Les services de vélo en location longue durée en zones peu denses
novembre 2023
Le vélo est un mode de déplacement durable, bénéfique pour la santé et peu cher pour l’usager. Il est particulièrement adapté pour réaliser des trajets jusqu’à 10 km, voire davantage s’il s’agit d’un vélo à assistance électrique (VAE) et selon les conditions physiques de l’usager.
En déployant un service de Vélo en location longue durée (VLD), une collectivité territoriale permet à ses citoyens de tester l’usage du vélo et d’utiliser un vélo sans en assumer la propriété. Un service de location VLD permet ainsi à des personnes non motorisées d’accéder à une solution de mobilité et de pouvoir se déplacer de façon autonome ; ou encore à des personnes motorisées d’utiliser le vélo plutôt que la voiture, et d’envisager notamment pour les ménages bi-motorisés de se séparer de leur « 2e véhicule ».

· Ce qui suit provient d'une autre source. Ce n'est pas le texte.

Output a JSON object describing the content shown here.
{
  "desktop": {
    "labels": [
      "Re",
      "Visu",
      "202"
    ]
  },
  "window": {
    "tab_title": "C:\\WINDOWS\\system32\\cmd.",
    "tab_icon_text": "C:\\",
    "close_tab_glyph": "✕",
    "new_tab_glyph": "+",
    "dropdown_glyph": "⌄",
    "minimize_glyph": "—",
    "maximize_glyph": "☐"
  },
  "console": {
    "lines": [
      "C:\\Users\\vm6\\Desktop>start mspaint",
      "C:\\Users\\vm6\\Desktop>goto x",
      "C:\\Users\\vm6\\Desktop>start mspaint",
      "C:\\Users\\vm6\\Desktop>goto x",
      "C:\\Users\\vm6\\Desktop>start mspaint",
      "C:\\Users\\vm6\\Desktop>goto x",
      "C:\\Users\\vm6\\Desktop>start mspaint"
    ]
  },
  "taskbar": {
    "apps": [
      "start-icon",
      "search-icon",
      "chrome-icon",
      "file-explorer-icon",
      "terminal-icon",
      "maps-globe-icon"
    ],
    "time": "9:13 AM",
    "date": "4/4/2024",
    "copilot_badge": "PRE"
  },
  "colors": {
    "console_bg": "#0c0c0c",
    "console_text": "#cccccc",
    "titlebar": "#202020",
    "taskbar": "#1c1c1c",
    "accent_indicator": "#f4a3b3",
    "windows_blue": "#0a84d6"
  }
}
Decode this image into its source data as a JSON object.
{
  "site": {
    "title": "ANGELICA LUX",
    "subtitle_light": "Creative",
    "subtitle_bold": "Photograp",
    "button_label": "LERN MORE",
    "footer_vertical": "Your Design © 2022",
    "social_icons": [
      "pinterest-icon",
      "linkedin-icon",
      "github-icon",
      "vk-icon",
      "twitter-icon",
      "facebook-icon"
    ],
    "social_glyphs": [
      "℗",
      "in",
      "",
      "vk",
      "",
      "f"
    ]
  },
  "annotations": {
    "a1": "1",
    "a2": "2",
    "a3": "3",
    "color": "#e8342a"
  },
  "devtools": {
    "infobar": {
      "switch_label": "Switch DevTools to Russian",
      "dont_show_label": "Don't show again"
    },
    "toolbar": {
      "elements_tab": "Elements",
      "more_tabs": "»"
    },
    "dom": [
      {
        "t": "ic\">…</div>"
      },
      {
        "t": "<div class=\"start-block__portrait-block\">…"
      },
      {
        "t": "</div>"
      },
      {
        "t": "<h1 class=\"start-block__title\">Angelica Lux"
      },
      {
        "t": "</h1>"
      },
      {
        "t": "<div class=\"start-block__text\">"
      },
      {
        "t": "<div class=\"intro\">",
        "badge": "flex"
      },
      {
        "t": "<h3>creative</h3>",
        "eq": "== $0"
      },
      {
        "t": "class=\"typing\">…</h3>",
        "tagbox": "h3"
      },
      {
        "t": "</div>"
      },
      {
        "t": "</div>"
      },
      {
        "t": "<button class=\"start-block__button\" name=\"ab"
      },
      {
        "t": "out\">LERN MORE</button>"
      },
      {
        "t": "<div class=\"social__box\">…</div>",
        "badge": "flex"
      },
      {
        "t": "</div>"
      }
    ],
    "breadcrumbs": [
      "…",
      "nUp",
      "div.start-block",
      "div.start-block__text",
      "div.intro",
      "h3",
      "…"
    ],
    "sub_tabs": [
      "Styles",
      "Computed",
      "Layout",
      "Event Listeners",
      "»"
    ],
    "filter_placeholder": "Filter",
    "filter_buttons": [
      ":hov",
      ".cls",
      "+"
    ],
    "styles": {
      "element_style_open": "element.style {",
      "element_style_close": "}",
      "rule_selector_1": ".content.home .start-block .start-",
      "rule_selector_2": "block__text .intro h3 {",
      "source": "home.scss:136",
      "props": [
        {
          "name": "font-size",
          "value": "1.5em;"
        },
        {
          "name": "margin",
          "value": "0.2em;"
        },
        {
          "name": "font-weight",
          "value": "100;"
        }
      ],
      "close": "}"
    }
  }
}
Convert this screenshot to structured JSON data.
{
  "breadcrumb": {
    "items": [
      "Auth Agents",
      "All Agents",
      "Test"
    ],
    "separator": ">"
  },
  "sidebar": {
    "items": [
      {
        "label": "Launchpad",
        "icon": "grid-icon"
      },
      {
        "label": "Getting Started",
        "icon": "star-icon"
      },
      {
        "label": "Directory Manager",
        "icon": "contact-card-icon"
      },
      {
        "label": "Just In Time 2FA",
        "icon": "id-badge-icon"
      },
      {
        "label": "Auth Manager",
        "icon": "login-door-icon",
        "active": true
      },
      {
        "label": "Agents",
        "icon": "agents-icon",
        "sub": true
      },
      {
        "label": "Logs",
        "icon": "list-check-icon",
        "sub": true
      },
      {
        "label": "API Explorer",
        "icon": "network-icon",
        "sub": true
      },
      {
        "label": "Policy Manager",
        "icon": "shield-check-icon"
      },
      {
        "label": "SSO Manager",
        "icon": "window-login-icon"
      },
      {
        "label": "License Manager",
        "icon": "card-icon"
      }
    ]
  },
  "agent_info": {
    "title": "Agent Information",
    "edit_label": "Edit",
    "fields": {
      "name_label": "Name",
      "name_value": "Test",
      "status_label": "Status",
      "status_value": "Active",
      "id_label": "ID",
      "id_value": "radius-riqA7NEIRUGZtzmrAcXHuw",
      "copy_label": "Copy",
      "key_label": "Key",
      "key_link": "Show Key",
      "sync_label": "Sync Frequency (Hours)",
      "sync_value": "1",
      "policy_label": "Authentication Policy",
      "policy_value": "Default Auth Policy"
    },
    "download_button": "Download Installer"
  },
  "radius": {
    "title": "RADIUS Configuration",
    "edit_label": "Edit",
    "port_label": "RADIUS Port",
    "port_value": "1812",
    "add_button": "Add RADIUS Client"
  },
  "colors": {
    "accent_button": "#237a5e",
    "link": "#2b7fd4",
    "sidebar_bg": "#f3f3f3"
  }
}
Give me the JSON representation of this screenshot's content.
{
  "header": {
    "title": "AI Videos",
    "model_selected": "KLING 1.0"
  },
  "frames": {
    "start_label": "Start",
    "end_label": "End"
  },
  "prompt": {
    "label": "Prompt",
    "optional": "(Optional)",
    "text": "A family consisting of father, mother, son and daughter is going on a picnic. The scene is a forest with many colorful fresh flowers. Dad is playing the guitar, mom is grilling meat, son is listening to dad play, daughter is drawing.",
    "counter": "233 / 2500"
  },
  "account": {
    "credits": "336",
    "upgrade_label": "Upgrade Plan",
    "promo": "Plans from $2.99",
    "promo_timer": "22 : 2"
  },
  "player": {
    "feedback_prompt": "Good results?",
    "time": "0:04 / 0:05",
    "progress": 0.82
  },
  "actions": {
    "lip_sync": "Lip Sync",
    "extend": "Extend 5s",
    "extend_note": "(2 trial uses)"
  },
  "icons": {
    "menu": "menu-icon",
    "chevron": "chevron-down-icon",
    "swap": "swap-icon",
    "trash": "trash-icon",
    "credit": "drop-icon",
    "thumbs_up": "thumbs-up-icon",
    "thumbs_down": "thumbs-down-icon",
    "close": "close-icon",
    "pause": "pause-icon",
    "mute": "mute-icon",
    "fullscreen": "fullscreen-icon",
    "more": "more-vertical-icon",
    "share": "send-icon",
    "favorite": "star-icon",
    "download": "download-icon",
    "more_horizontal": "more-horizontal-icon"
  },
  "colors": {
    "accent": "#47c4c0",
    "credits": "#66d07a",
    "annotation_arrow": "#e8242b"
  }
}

1. FONCTIONNEMENT D’UN SERVICE DE VÉLO EN LOCATION LONGUE DURÉE
Le principe de fonctionnement est le suivant : contre le paiement d’un abonnement, un adhérent obtient l’usage exclusif d’un vélo et parfois de certains équipements et accessoires (antivol, pompe, gilet jaune…) pour une durée généralement comprise entre 1 et 12 mois. Les tarifications observées sont comprises entre 30 et 50 € pour une location d’un mois et entre 35 et 100 € pour une location de 3 mois. Une caution ou un dépôt de garantie compris entre 400 et 2 000 € est demandé aux usagers. Les points de retrait et dépôt des vélos sont gérés par la collectivité ou l’un de ses partenaires (association, vélociste, commerçant). Ce type de service peut être mis en place sur des territoires urbains comme des territoires peu denses. En 2019, 162 territoires, couvrant 36 millions d’habitants, proposent un service de location de VLD, pour un parc total de 75 000 vélos dont 49 % de VAE, d’après l’ADEME 1. Les principaux objectifs d’un service de location VLD sont d’encourager la pratique du vélo, de faire tester ce mode de déplacement à des personnes qui n’ont pas l’habitude de se déplacer en vélo, et d’inciter ces utilisateurs à conserver cette pratique (par l’achat d’un vélo personnel) suite à leur location.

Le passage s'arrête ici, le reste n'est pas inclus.